Now let $\mathfrak{gl}(V)$, be the Lie algebra associated to associative algebra $\mathcal E(V)$, that is, $\mathcal E(V)$ equipped with the commutator bracket. The Lie algebra $\mathfrak{gl}(V)$ as an $\mathbb R$-Lie algebra acquires an automorphism $X\mapsto X^{\circ}$ where $X^{\circ} = -X^{*}$, and the decomposition $\mathfrak{gl}(V) = \mathfrak u(V)\oplus \mathfrak a(V)$ corresponds to the decomposition of $\mathfrak{gl}(V)$ into the eigenspaces of this automorphism, with $\mathfrak u(V)$ being the fixed subalgebra, and $\mathfrak a(V)$ its $-1$-eigenspace, so that $\mathfrak a(V)$ is, in particular, an $\mathfrak u(V)$-subrepresentation of $\mathfrak{gl}(V)$. Using $\mathrm{tr}$ we may decompose $\mathfrak{gl}(V)$ into a slighly finer decomposition: $$ \mathfrak{u}(V) = i\mathbb R.I\oplus \mathfrak{su}(V), \quad \mathfrak a(V) = \mathbb R.I \oplus \mathfrak{sa}(V), $$ where $I$ denotes the identity linear map and $\mathfrak{su}(V) = \{X \in \mathfrak{u}(V): \mathrm{tr}(X)=0\}$, $\mathfrak{sa}(V)=\{X \in \mathfrak{a}(V): \mathrm{tr}(X)=0\}$. These decomposition are in fact an orthogonal direct sum decomposition of $\mathfrak{su}(V)$-subrepresentations (where here "orthogonal" means with respect to $\langle -,-\rangle_{\mathbb R}$).
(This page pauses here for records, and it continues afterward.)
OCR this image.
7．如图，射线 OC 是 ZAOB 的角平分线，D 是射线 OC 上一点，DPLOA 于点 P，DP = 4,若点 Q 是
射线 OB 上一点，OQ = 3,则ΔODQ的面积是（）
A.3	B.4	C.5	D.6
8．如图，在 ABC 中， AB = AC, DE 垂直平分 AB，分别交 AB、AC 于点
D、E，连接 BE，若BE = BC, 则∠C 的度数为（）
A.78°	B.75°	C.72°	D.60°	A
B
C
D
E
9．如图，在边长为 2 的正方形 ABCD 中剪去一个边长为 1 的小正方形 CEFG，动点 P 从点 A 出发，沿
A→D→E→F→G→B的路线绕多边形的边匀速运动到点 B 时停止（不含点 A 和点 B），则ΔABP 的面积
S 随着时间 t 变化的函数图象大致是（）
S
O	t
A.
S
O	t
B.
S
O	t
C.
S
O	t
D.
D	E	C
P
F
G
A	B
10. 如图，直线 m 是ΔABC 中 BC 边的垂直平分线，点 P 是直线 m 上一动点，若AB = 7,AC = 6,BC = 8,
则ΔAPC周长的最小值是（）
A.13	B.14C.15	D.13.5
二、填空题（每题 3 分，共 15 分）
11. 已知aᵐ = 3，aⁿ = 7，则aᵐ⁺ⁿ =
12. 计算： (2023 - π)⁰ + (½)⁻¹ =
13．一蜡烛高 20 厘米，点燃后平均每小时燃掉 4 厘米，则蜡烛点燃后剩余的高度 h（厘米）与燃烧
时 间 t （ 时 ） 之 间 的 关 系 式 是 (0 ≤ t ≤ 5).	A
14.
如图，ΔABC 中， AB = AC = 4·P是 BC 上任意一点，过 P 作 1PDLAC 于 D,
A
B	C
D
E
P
Moreover, multiplication by $i$ gives an $\mathfrak{su}_2$-isomorphism from $\mathbb R.I$ to $i\mathbb R.I$ and from $\mathfrak{su}(V)$ to $\mathfrak{sa}(V)$.
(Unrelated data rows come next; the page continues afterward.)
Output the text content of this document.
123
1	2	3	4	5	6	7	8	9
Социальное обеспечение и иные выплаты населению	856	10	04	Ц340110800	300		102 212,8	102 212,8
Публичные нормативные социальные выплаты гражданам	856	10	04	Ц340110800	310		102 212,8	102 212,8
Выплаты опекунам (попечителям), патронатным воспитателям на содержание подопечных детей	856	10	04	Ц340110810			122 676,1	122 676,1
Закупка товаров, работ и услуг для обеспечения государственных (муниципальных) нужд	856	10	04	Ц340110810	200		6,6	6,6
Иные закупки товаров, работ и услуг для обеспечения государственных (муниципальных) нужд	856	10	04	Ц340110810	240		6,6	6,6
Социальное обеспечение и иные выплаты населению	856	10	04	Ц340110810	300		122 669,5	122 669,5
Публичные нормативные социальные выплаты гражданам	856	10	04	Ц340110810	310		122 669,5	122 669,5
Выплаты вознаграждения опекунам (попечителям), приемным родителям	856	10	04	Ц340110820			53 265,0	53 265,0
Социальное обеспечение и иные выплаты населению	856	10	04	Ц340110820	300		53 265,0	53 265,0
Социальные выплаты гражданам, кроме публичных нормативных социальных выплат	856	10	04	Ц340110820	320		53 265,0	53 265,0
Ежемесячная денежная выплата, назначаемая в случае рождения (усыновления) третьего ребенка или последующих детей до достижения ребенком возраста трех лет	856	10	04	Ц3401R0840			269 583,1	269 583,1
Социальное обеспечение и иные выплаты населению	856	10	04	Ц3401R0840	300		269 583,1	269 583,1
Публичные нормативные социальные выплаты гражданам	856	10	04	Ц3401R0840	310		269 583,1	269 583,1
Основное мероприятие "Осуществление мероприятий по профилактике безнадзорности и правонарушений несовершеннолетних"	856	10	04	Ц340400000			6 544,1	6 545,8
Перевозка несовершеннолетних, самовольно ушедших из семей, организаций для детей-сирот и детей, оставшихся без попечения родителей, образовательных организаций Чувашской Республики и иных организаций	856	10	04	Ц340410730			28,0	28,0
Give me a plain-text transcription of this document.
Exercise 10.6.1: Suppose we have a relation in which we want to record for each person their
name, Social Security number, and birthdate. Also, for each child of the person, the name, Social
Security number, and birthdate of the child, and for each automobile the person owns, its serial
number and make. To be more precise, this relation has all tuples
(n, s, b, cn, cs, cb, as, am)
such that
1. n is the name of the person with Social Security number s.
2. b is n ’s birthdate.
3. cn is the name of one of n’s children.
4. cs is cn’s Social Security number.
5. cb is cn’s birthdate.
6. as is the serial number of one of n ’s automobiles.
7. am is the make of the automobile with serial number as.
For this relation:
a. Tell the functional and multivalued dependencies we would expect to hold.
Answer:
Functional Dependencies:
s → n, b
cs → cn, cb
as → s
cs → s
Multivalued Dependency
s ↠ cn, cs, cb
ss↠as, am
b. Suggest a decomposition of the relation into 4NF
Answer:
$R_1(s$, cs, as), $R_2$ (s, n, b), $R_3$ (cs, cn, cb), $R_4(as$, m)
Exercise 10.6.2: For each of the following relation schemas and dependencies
Thus I think the "Grassmann product" that the OP is looking for on $\mathcal E(V)$ is just $a\wedge b = \frac{1}{2}[a,b]$, $\forall a,b \in \mathcal E(V)$ where $[a,b]=ab-ba$ is the commutator bracket on the endomorphisms of $V$, i.e. the standard Lie bracket associated to $\mathfrak{gl}(V)$. In particular, if $\alpha \in \mathfrak{su}(V)$ and $\beta \in \mathfrak{sa}(V)$, then $(\alpha\beta)^* = \beta^*\alpha^* = -\beta\alpha$, so that $\alpha\wedge\beta = \frac{1}{2}(\alpha\beta +(\alpha\beta)^*)= \pi_{\mathfrak a}(\alpha\beta)$, where $\pi_{\mathfrak a}$ denotes the orthogonal projection from $\mathfrak{gl}(V)$ to $\mathfrak{a}(V)$ (with respect to the real inner product $\langle -,-\rangle_{\mathbb R}$).

Answer 2

If $a\in\mathfrak E_3$ and $b\in su(2)$ then $$a\wedge b=\frac{1}{2}(ab+ba)\tag 1$$

Proof.

Since $M_2(\mathbb C)$ is a Clifford algebra with the matrix multiplication as Clifford product, the wedge product of the Pauli matrices $\sigma_1,\sigma_2,\sigma_3\in\mathfrak E_3$ is by its definition $$\sigma_1\wedge \sigma_2\wedge \sigma_3=\frac{1}{6}(\sigma_1\sigma_2\sigma_3+\sigma_2\sigma_3\sigma_1+\sigma_3\sigma_1\sigma_2-\sigma_2\sigma_1\sigma_3-\sigma_3\sigma_2\sigma_1-\sigma_1\sigma_3\sigma_2)=iI$$ since $$\sigma_1\sigma_2=-\sigma_2\sigma_1=i\sigma_3,\\ \sigma_2\sigma_3=-\sigma_3\sigma_2=i\sigma_1,\\ \sigma_3\sigma_1=-\sigma_1\sigma_3=i\sigma_2\tag 2$$

and $$\sigma_1^2=\sigma_2^2=\sigma_3^2=I\tag 3.$$

By the alternating property of the wedge product,

$$\sigma_j\wedge\sigma_k\wedge\sigma_l=\epsilon_{j,k,l}\ iI\tag 4$$

Now, let $$a=\sum_j a_j\sigma_j \in\mathfrak E_3\tag 5$$ and $$b=\sum_{k,l} b_{k,l}\sigma_k\wedge\sigma_l = \sum_{k,l}\frac{1}{2}b_{k,l}(\sigma_k\sigma_l-\sigma_l\sigma_k)=\sum_j ib_j\sigma_j\in su(2)\tag 6$$ where $$b_1:=b_{2,3}-b_{3,1}\\ b_2:=b_{3,1}-b_{1,3}\\ b_3:=b_{1,2}-b_{2,1}\tag 7$$, that is,

$$b_j=\sum_{k,l}\epsilon_{j,k,l}b_{k,l}\tag 8$$

Then, the LHS of $(1)$ is $$a\wedge b=\sum_{j,k,l}a_jb_{k,l}\sigma_j\wedge\sigma_k\wedge\sigma_l \\= \sum_{j,k,l}a_jb_{k,l}\epsilon_{j,k,l}\ iI \\= \left(\sum_j a_j\sum_{j,k,l}b_{k,l}\epsilon_{j,k,l}\right)iI \\= \left(\sum_j a_jb_j\right)iI,\tag 9 $$

while the RHS of $(1)$ is $$\frac{1}{2}(ab+ba)\\ =\frac{1}{2}\left(\sum_j a_j\sigma_j\right)\left(\sum_k ib_k\sigma_k\right)+\frac{1}{2}\left(\sum_j ib_j\sigma_j\right)\left(\sum_k a_k\sigma_k\right)\\ =\frac{i}{2}\sum_{j,k} a_jb_k(\sigma_j\sigma_k+\sigma_k\sigma_j)\\ =i\sum_{j} a_jb_j(\sigma_j)^2\\ =\left(\sum_{j} a_jb_j\right)iI\tag {10}$$ q.e.d.